Jesus preached, Love your enemies, do good to those who hate you, bless those who curse you, pray for those who abuse you...If anyone takes your goods, do not ask for them again.
In his obituary in the Rocky Mountain News in the late eighties, Father Kano’s bishop recalled the priest’s reaction to the US government’s recent decision to pay financial reparations to World War II internees. “He told me, ‘Bishop! I don’t want the money. God just used that as another opportunity for me to preach the gospel.’”
Father Kano’s stance of gratitude was not a case of all’s well that ends well attitude, or a wise all-is-forgiven view from three decades on. In the very midst of being seen as the enemy, Father Kano resolved to view himself as blessed. During the five years of the war when he was treated as a criminal, and the two years following when he and his family were reviled and persecuted by their neighbors—during all that time, Father Kano relentlessly reached out with the hands of Christ to do the work of a pastor, of a missionary. Of a saint.

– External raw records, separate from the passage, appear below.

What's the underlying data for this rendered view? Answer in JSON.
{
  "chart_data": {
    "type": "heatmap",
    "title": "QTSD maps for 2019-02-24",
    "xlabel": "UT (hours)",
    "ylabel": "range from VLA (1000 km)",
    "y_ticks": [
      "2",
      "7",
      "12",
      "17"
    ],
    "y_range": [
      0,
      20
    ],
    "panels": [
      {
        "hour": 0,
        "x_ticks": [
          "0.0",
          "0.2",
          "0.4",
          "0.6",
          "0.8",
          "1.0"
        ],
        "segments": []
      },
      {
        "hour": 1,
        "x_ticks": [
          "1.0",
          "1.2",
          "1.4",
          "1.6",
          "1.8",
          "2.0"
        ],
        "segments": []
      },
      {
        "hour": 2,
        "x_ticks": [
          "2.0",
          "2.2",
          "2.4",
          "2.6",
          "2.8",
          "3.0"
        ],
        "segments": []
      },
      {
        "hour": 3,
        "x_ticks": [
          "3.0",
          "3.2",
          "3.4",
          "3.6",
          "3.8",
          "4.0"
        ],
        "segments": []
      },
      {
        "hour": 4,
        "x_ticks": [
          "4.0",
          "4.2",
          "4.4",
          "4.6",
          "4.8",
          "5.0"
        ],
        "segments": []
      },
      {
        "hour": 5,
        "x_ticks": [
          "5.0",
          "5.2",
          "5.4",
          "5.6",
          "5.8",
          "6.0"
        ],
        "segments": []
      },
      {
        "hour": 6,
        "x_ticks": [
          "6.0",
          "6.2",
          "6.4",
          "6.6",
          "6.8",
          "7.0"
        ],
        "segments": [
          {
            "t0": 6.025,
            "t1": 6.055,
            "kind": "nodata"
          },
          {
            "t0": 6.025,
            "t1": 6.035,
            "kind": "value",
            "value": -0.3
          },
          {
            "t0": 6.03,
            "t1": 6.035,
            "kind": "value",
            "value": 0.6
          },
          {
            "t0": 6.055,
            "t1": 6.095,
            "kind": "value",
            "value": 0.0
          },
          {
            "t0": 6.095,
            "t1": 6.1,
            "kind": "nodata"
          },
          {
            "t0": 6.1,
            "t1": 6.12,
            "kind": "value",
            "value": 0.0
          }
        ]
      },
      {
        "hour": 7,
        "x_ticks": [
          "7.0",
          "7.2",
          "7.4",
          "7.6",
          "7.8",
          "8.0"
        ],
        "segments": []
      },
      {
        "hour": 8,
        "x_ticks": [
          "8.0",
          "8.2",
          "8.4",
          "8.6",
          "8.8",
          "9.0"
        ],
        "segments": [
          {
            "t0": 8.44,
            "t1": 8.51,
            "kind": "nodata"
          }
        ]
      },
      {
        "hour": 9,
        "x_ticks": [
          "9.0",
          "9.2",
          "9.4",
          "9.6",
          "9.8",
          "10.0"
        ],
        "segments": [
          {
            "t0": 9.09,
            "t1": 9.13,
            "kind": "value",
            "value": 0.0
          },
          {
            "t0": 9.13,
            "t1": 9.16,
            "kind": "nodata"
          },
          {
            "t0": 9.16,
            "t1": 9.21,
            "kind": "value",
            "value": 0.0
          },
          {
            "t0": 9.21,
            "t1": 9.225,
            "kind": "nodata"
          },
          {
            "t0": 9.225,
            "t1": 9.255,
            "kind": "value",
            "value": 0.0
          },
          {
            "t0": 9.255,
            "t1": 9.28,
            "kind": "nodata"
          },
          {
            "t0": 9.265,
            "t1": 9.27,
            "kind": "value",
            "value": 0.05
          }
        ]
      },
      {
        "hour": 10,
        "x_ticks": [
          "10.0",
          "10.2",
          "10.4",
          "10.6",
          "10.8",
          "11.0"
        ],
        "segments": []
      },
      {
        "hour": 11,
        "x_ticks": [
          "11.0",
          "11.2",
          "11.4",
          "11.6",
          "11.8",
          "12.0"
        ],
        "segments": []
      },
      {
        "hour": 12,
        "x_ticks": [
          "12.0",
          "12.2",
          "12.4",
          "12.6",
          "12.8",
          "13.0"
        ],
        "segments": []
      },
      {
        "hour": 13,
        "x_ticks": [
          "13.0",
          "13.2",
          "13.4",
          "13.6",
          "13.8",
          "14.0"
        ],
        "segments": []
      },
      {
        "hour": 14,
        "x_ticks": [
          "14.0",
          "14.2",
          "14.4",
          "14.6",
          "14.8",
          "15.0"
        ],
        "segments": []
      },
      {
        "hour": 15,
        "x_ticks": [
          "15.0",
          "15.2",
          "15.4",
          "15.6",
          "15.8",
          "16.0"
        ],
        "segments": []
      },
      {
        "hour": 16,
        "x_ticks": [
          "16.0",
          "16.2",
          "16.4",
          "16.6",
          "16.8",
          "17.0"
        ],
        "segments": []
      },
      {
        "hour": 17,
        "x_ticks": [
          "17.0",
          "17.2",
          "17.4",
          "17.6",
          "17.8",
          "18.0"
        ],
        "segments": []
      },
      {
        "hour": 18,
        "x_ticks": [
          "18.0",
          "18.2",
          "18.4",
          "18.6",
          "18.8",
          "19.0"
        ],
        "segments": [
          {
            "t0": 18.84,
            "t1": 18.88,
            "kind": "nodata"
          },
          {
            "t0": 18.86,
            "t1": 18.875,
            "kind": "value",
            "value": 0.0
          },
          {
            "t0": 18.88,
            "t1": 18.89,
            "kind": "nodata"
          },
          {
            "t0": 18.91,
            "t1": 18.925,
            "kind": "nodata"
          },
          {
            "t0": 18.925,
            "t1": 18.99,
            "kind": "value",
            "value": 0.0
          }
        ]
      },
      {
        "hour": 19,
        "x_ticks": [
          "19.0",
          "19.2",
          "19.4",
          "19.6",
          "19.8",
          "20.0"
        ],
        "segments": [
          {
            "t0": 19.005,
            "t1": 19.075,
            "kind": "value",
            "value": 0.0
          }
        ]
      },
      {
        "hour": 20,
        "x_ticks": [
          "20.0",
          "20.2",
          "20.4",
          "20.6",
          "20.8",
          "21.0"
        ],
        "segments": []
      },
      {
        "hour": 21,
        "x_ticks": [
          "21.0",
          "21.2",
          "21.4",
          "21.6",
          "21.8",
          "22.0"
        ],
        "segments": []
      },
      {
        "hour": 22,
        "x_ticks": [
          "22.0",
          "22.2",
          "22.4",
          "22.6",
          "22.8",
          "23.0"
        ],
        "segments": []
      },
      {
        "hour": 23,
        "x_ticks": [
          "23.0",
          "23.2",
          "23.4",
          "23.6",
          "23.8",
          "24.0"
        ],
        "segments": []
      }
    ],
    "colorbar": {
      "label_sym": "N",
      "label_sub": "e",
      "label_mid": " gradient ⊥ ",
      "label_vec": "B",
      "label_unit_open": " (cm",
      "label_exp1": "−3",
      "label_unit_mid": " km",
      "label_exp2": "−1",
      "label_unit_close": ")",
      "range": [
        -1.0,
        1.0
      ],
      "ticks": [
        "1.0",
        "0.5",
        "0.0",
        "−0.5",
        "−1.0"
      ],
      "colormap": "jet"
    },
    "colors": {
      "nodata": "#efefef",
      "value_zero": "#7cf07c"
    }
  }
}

Jesus preached, Blessed are you when people hate you, and when they exclude you, revile you, and defame you. But woe to you, Jesus warns, who equate God’s love with wealth or a full belly or temporary joys. Woe to those whose trust in God depends on comfort and circumstance, because it will be easily lost.
Father Kano knew God’s blessing was deeper—in his life itself. Father Kano’s conviction that God had called him to the camps gave him the strength to love the very people who rejected him, to create church wherever he was sent. His determination, his sense of blessing that could not be shaken, that’s what gave him the ability to do the work that needed to be done.
Faith is more than just the stance we choose to take in the world. It is also getting down to the work itself. Jesus preached, Love your enemies, do good to those who hate you, bless those who curse you, pray for those who abuse you. Love. Do good. Bless. Pray.
Today, we honor those who have walked this way of love ahead of us. But the saints are not just alive in our memories, their stories and legacies. Our faith proclaims the saints are present here gathered, at this table, in each Eucharistic meal. We affirm today that we are the living members of a mystical body, one that is defined not by the temporary blessings of this world, nor the curses of our enemies, but by the love of God, poured out. Unified by moments of divine clarity in hospital beds and baptismal fonts and makeshift prison cell altars. Our sainthoods, yours and mine, spring from those moments when each of us know, fully know, that we are Christ’s own, forever.